Miriam Winnie Hasheela, Janetta Agnes Ananias, Catherina Schenck

Abstract


This qualitative paper aimed at exploring the mushrooming of alcohol establishments in a residential area and potential effects on a community in Namibia. A case study design was applied to explore experiences from 18 participants through in-depth interviews. The purposive sampling method was used to draw participants from various sectors in the community such as self-employed and unemployed persons, shebeen owners, general community members (community councillor, a school teacher, and a police officer), people working at shebeens, and residents who have signed the shebeen consent letter. Data were analyzed employing the thematic data analysis method.
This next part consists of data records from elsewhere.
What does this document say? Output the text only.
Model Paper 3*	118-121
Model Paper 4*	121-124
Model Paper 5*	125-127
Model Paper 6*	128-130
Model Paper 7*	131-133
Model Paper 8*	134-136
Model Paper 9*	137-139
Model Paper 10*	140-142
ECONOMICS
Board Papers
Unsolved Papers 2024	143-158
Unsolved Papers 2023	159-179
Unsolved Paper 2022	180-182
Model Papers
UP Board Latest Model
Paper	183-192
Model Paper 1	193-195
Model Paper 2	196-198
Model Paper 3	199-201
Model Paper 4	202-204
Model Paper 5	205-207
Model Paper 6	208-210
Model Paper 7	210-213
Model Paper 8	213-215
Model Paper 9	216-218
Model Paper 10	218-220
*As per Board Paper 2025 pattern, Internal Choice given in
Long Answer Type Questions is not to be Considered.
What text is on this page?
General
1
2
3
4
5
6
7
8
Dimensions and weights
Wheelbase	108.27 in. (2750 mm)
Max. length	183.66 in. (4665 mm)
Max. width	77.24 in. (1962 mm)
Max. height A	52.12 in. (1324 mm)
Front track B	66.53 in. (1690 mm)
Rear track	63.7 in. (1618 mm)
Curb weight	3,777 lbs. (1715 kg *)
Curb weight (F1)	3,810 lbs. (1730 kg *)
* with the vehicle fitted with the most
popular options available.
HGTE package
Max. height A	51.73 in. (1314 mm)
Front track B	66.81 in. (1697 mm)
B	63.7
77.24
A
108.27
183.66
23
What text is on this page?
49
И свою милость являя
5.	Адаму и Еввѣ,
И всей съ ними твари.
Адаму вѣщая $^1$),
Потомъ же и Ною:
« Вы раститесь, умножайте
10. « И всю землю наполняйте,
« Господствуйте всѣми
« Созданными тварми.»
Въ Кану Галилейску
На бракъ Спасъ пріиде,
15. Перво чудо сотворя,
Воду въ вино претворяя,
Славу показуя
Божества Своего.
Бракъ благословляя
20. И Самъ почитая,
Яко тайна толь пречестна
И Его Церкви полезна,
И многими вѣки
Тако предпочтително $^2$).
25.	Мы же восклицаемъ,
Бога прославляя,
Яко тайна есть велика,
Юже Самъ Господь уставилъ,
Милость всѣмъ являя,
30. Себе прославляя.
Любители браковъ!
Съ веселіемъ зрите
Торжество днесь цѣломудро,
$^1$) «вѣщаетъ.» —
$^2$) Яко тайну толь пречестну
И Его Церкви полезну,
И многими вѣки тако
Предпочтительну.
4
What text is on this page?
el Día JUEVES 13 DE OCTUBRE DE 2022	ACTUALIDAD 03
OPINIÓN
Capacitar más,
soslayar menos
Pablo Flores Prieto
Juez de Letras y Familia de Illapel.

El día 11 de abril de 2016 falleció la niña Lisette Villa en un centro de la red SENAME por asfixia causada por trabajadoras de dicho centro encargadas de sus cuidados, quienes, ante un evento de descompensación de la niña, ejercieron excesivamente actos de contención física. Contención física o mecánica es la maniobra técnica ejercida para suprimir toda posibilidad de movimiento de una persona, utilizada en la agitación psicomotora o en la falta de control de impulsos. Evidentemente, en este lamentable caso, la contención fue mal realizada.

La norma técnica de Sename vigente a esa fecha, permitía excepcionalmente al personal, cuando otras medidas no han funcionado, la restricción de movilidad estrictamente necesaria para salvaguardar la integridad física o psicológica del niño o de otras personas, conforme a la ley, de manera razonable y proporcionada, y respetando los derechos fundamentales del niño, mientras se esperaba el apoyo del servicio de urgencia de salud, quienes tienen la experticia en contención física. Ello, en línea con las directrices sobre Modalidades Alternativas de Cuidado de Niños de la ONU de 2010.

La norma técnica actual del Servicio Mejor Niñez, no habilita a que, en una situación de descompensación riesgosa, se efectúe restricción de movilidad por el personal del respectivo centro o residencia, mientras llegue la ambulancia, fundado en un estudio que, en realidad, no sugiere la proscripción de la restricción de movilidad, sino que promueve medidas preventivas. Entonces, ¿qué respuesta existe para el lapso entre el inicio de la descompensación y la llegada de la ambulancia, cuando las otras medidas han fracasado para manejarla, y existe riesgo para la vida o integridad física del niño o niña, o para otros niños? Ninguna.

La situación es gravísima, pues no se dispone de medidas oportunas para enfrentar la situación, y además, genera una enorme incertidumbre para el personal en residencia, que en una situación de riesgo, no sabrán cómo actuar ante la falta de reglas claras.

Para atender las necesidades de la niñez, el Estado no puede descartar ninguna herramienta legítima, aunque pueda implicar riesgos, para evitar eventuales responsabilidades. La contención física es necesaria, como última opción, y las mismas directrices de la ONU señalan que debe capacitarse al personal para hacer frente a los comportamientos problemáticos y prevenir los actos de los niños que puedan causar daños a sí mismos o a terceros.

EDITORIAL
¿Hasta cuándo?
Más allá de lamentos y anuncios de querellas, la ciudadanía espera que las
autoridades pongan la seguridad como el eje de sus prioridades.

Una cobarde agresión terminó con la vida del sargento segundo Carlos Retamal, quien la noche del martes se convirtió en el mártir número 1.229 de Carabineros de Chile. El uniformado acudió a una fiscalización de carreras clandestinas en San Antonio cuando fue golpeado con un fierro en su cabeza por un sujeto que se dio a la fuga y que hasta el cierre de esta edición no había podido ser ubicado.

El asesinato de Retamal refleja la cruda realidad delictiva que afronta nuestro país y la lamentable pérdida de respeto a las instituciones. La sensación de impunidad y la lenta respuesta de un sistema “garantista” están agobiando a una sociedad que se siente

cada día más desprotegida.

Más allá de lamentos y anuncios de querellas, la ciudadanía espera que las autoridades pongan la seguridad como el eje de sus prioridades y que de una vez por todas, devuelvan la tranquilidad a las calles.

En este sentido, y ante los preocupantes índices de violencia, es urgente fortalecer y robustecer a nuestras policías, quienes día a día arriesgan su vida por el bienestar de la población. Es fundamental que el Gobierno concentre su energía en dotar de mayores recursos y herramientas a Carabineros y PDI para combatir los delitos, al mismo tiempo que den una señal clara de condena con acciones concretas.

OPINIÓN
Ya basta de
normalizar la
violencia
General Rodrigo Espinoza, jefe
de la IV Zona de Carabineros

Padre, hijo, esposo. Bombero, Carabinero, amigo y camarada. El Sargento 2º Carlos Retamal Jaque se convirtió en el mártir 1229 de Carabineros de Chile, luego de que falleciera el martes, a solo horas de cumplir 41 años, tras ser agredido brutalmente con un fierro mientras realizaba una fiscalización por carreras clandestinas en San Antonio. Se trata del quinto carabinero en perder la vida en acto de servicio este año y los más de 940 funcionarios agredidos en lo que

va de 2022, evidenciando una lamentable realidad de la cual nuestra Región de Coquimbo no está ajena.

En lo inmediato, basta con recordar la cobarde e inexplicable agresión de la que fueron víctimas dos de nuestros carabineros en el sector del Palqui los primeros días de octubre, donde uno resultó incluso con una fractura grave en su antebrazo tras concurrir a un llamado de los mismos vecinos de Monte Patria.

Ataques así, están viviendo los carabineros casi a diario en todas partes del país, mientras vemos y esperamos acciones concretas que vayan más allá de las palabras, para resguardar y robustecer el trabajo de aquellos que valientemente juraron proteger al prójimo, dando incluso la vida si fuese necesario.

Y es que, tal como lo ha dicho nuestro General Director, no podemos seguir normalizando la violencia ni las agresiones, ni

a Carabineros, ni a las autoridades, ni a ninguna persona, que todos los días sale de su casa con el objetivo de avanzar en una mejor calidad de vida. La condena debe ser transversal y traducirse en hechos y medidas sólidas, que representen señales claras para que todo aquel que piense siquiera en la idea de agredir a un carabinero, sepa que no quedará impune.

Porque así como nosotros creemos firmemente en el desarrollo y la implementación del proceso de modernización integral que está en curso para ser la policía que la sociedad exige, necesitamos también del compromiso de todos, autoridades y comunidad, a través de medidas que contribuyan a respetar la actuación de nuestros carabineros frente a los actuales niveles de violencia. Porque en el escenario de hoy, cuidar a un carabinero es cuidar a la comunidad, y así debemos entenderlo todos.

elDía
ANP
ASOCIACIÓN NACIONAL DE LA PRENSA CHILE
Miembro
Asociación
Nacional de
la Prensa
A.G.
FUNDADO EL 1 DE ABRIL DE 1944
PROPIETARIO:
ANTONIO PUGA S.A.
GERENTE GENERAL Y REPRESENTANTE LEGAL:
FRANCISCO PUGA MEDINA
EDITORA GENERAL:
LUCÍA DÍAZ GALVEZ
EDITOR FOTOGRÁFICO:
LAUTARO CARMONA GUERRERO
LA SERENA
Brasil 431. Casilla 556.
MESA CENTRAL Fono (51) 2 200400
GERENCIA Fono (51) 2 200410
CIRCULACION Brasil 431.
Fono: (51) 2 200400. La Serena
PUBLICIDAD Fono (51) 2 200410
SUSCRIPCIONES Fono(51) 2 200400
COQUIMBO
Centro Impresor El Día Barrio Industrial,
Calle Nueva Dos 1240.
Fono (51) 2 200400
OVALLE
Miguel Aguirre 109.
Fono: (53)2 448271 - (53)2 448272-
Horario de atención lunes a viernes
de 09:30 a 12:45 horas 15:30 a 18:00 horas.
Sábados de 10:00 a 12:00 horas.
The collected data were themed into five major themes, namely economic effects, environmental effects, increase in alcohol consumption, poor parenting and an increase in crime. The paper noted that there is a high density of alcohol outlets which is mostly associated with social, economic and environmental effects. The study concluded that too many alcohol establishments in one community increase the chances of social ills compared to a community where alcohol outlets are fewer. This study recommends policy on a stricter monitoring system of alcohol outlets, especially in low-income communities.